Bulls May Have A Perfect Low Risk Wing Worth Watching

Could the Bulls find their shooting salvation in free agent Jett Howard, a risky but promising option for their final roster spot?

The Bulls’ next roster move may not need to be flashy to matter. With 14 active main roster contracts in place Wednesday, and the pending official arrivals of Norman Powell and Nic Claxton factored in, Chicago’s most obvious hole in this 2026 offseason rebuild is still the same one it’s been: shooting.

That’s why Jett Howard deserves real consideration for the 15th spot. If the Bulls use their mid-level exception to round out the roster, Howard fits as both a shooting bet and an upside swing. Chicago could have access to either the $9.4 million room exception as a cap space team or the $15 million non-taxpayer mid-level exception for teams operating over the cap and under apron restrictions, and Howard looks like the kind of player worth targeting with that kind of flexibility.

Howard is now on track to hit unrestricted free agency in 2026 after finishing his rookie-scale contract with the Orlando Magic at the end of the 2025-26 NBA season. Orlando declined the team option for the 2026-27 season, which set him up to reach the market.

The fit starts with the frame. Howard stands 6’8” and weighs 215 pounds, a physical profile that lines up with the Bulls’ emphasis on positional size, something lead front office executive Bryson Graham has described as a roster-building priority.

There’s also a bit of draft-day symmetry here. Howard would be a Bulls addition with a strange kind of full-circle feel, since Orlando used the draft pick that became him after acquiring it in the Nikola Vucevic trade with Chicago at the 2021 deadline. That deal sent Vucevic to the Bulls along with multiple first-round picks, center Wendell Carter Jr., and forward Otto Porter Jr.

And if Howard ended up in Chicago, it would add another layer to that old connection, since Vucevic is set to return to the Orlando Magic as a 2026 unrestricted free agent.

Howard’s first three NBA seasons haven’t exactly jumped off the page, but that’s not really the point here. The appeal is less about what he already is and more about what he could become with the right development path.

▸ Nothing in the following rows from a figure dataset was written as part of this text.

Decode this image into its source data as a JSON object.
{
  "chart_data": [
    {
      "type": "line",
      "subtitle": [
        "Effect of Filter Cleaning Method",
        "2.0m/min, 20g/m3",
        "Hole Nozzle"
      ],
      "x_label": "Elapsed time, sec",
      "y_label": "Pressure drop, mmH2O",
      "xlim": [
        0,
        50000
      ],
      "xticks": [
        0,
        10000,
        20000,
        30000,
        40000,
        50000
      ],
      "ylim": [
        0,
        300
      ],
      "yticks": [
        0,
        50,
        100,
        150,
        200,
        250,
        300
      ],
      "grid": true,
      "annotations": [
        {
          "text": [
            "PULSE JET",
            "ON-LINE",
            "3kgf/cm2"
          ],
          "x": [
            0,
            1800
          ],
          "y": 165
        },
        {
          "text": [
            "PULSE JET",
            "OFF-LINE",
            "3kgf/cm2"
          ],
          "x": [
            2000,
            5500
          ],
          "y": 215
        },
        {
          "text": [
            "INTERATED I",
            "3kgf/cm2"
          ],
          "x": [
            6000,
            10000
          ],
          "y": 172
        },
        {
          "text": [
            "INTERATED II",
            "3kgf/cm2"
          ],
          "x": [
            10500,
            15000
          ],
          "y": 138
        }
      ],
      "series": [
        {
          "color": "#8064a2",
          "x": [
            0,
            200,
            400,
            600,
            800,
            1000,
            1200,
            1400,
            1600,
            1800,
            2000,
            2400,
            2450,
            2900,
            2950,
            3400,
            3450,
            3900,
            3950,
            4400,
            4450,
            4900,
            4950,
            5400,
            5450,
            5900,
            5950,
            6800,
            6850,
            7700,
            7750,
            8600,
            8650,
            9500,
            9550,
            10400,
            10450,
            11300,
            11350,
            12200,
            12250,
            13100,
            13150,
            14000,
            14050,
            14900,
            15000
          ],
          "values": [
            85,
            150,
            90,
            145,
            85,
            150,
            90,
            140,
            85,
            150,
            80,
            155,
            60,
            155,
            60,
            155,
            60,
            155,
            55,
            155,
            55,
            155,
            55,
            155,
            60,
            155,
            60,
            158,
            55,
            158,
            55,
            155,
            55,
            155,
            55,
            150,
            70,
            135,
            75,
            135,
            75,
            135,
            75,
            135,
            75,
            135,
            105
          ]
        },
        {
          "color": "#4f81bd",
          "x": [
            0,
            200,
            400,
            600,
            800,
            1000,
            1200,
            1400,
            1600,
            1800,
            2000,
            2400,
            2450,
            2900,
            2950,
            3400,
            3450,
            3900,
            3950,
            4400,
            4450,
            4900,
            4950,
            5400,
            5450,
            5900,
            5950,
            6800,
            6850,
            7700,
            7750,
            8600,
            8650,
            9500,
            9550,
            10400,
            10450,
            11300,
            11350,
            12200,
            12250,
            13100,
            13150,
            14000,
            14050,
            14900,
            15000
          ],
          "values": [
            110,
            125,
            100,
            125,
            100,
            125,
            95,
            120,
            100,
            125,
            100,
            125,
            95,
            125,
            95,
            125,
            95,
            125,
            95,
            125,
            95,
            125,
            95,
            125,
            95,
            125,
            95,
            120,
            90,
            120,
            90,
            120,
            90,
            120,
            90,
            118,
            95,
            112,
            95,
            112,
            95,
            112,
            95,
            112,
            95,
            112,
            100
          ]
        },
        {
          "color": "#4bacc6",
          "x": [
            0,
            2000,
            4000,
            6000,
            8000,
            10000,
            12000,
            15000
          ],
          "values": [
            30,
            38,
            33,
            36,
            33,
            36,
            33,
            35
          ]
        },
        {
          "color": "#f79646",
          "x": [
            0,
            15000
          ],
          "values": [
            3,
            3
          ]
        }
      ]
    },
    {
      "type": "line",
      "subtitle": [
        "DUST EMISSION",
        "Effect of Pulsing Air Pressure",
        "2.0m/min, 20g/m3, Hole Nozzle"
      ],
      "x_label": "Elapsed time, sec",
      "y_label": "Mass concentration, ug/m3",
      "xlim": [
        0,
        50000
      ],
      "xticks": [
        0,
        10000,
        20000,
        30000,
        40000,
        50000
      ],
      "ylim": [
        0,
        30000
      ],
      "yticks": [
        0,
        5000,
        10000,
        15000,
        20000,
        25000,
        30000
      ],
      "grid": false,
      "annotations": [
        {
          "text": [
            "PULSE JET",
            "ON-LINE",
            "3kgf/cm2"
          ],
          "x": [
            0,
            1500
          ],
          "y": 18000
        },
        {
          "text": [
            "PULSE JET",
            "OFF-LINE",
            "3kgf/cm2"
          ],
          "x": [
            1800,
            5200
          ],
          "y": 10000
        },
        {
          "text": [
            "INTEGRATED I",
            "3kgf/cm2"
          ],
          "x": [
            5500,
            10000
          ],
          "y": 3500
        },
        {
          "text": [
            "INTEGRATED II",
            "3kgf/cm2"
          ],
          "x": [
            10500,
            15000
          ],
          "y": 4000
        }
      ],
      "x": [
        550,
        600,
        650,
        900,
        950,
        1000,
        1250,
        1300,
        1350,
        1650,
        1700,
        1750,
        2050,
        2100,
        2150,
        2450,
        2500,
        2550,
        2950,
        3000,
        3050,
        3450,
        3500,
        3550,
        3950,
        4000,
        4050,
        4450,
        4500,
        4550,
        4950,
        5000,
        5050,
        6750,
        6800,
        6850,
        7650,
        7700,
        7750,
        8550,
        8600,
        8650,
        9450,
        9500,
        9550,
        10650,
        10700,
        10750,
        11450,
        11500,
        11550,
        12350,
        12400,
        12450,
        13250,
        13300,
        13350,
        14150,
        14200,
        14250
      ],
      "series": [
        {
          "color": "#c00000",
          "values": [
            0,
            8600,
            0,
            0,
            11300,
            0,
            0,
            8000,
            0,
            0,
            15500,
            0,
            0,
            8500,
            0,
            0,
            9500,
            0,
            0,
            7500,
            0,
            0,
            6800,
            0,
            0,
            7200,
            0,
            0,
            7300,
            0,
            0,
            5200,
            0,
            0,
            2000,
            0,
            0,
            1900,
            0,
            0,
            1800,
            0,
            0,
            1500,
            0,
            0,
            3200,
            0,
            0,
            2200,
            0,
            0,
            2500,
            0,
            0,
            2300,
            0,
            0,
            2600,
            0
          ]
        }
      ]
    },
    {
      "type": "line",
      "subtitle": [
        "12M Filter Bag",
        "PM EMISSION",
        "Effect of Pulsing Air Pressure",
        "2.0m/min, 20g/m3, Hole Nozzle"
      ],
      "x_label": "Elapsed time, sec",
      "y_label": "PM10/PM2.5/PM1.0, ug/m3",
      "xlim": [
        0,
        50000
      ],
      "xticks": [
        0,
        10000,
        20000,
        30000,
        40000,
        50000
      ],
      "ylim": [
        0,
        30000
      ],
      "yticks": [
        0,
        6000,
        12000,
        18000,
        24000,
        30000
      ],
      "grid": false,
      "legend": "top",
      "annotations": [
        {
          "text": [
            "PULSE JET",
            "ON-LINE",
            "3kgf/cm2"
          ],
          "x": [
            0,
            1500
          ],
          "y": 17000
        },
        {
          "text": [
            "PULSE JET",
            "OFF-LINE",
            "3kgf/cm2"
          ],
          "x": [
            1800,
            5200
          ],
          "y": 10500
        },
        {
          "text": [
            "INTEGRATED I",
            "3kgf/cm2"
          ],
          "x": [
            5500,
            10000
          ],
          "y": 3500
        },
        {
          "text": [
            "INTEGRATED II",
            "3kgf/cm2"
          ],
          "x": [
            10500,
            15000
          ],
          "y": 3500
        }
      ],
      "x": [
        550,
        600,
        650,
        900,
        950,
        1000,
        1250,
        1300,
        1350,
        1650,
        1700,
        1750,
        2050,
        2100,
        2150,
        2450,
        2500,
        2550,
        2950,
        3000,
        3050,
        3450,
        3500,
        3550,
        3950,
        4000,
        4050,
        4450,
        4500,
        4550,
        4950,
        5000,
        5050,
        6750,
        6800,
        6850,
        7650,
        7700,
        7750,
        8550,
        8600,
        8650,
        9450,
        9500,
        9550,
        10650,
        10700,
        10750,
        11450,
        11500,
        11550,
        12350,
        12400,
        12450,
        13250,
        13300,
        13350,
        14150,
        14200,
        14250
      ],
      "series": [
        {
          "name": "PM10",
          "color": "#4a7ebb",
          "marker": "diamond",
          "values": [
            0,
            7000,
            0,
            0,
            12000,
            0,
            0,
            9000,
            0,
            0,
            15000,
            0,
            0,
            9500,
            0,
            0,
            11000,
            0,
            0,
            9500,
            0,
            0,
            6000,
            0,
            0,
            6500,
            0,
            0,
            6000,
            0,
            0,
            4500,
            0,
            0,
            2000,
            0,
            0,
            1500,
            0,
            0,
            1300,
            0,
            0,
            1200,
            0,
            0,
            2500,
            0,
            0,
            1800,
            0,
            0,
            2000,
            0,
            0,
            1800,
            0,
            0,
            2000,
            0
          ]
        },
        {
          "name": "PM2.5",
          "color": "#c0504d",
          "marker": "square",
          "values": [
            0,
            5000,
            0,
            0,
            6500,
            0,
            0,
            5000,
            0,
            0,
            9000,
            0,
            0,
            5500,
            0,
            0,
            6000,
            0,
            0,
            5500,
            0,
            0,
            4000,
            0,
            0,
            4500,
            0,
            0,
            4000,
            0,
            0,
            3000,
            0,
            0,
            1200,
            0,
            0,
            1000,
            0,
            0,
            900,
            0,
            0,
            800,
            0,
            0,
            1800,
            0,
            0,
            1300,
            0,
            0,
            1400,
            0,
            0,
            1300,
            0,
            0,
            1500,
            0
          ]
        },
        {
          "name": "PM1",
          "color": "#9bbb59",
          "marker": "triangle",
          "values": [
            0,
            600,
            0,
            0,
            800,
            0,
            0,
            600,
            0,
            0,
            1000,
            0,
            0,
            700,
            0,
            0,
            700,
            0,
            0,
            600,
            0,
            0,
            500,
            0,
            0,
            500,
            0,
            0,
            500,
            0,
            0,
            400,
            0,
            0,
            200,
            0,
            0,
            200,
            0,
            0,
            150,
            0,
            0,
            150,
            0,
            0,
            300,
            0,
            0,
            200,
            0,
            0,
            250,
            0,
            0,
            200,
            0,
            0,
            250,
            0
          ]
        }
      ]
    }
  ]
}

The shooting résumé is what keeps him interesting. In his lone college season at Michigan, Howard hit 36.8% of his threes on 7.3 attempts per game during the Wolverines’ 2022-23 season, according to Sports Reference. That kind of volume never fully carried over to the NBA, where his career average sits at 2.7 three-point attempts per game, according to Basketball Reference.

Still, there was a real step forward in his final season with Orlando. In 55 regular-season games during the 2025-26 campaign, Howard shot 37.2% from three.

For the Bulls, the idea would be simple: take a shot on a young wing with size, see whether his career 7.5 three-point attempts per 36 minutes can grow into a bigger role, and find out if he can keep enough efficiency to be a real floor-spacer.